NVIDIA / nccl

Optimized primitives for collective multi-GPU communication
Other
3.14k stars 791 forks source link

all_reduce_perf hangs by going with dual-ports NIC #1035

Open yanminjia opened 11 months ago

yanminjia commented 11 months ago

When I tested the code 2.19.3 with dual-ports NIC, in case of NVLS acceleration, unfortunately, all_reduce_perf hung. The processes of all_reduce_perf were still there. And the utilization of GPUs went high (100%). In this case, NVLS is enabled (NCCL_NVLS_ENABLE = 1). And I'm sure the topology graph is generated based on NVLS_TREE (graph->pattern == NCCL_TOPO_PATTERN_NVLS). I'm not sure what went wrong. Additionally, if I shut down one port on each NIC, it could work and I did see the test result.

I noted that one line is added to search.cc:ncclTopoSearchRecNet(...) by commit "Fixes for H800" (commit id: bfd7bf8) as following:

if (graph->pattern == NCCL_TOPO_PATTERN_NVLS && i>0) continue;

With this new added line, in case of a dual-ports NIC, it looks only one port can be used as an outgoing channel when construct the topo graph. I don't quite understand why we added this new line.

It would be highly appreciated if any idea. Many thanks.

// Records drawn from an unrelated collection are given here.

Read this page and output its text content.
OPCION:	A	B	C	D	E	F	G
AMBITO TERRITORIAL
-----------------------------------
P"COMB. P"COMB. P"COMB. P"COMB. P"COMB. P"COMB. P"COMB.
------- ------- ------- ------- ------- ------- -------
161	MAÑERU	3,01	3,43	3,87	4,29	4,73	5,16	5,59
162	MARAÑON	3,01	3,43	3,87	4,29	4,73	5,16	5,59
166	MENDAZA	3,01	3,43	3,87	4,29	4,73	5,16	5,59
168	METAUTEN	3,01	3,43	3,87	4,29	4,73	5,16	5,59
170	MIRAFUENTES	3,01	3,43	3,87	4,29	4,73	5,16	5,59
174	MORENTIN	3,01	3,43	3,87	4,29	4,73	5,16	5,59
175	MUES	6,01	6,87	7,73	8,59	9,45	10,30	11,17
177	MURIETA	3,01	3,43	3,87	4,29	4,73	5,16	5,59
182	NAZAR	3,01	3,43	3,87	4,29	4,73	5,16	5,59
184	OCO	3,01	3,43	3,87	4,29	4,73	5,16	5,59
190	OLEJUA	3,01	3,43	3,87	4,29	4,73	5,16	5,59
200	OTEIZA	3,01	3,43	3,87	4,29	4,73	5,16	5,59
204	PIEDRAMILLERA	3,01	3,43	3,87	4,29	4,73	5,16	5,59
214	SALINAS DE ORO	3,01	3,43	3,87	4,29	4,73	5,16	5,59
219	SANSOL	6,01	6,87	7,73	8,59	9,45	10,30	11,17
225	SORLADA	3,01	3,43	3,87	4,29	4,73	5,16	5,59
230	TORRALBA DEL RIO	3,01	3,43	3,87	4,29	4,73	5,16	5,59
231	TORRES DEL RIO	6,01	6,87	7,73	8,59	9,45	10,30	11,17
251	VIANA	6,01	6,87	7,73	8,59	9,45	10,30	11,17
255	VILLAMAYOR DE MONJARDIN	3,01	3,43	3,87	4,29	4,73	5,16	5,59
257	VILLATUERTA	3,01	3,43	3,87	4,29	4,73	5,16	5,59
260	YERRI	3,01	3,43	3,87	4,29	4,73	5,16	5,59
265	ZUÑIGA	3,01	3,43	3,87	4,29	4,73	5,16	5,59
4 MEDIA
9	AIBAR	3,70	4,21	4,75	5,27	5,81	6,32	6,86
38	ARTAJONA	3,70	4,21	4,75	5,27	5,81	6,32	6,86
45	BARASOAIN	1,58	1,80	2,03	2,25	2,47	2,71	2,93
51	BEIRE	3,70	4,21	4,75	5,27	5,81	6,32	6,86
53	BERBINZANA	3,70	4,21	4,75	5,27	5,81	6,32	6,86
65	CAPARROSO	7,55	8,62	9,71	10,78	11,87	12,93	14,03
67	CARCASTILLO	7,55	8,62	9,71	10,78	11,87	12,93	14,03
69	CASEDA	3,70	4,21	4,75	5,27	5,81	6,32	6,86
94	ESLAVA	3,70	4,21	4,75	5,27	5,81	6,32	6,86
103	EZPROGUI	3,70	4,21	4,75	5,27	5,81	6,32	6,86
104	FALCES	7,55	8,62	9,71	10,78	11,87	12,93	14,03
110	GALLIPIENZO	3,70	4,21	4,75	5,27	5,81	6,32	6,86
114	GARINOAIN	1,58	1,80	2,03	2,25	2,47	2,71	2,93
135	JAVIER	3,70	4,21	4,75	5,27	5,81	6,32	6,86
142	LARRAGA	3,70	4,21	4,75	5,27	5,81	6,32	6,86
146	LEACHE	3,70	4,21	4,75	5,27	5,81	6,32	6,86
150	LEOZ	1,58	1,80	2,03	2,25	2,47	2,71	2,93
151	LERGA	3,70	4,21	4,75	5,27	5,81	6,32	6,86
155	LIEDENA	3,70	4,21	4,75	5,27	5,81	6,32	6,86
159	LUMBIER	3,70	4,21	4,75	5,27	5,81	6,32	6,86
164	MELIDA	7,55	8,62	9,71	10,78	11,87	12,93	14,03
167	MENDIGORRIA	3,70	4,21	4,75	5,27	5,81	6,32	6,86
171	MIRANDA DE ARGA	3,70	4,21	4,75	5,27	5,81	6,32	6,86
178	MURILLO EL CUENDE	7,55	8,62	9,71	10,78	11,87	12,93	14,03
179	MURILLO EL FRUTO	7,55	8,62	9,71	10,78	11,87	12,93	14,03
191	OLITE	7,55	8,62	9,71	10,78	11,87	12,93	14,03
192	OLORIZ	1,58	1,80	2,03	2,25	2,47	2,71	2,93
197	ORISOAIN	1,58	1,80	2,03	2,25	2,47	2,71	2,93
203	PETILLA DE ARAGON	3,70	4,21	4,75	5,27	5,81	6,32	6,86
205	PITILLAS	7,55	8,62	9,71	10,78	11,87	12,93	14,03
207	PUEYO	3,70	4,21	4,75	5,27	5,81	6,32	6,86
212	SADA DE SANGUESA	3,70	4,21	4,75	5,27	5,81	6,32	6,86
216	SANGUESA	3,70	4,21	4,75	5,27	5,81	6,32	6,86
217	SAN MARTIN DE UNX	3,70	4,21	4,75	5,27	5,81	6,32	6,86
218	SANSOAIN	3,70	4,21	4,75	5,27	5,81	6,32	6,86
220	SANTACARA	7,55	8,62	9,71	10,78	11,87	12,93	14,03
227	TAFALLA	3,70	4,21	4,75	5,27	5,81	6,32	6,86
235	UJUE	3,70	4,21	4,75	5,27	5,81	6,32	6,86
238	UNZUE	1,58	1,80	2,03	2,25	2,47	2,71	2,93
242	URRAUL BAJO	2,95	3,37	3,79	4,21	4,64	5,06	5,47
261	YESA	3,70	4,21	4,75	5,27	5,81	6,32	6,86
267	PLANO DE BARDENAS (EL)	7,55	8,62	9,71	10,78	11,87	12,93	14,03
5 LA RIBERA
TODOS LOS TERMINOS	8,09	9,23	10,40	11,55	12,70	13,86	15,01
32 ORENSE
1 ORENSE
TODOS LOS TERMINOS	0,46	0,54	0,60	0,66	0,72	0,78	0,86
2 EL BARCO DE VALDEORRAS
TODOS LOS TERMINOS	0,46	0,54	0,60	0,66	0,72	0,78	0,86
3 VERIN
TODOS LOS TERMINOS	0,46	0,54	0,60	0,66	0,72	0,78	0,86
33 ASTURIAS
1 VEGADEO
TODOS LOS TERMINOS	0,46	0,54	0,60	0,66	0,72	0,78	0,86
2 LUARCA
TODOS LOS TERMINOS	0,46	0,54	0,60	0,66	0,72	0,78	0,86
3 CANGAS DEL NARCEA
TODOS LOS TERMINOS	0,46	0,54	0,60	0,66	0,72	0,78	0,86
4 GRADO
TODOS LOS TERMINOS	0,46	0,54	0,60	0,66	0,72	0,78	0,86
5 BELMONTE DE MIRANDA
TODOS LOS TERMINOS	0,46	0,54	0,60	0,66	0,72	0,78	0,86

yanminjia commented 11 months ago

It looks _all_reduceperf dropped into an infinite loop somehow.

yanminjia commented 10 months ago

I understood the below line may be used to restrict the maximum number of nvlsheads.

if (graph->pattern == NCCL_TOPO_PATTERN_NVLS && i>0) continue;

But I'm not sure.

Additionally, I'm curious that if NCCL_ALGO_NVLS_TREE is enabled, how the kernel function complete intra-node ALLReduce with once scatter and gather by means of NVLS mechanism. I don't quite understand how the array nvls->up is used. It looks the value of nvls->up elements such as comm->nranks + h is greater than comm->nranks.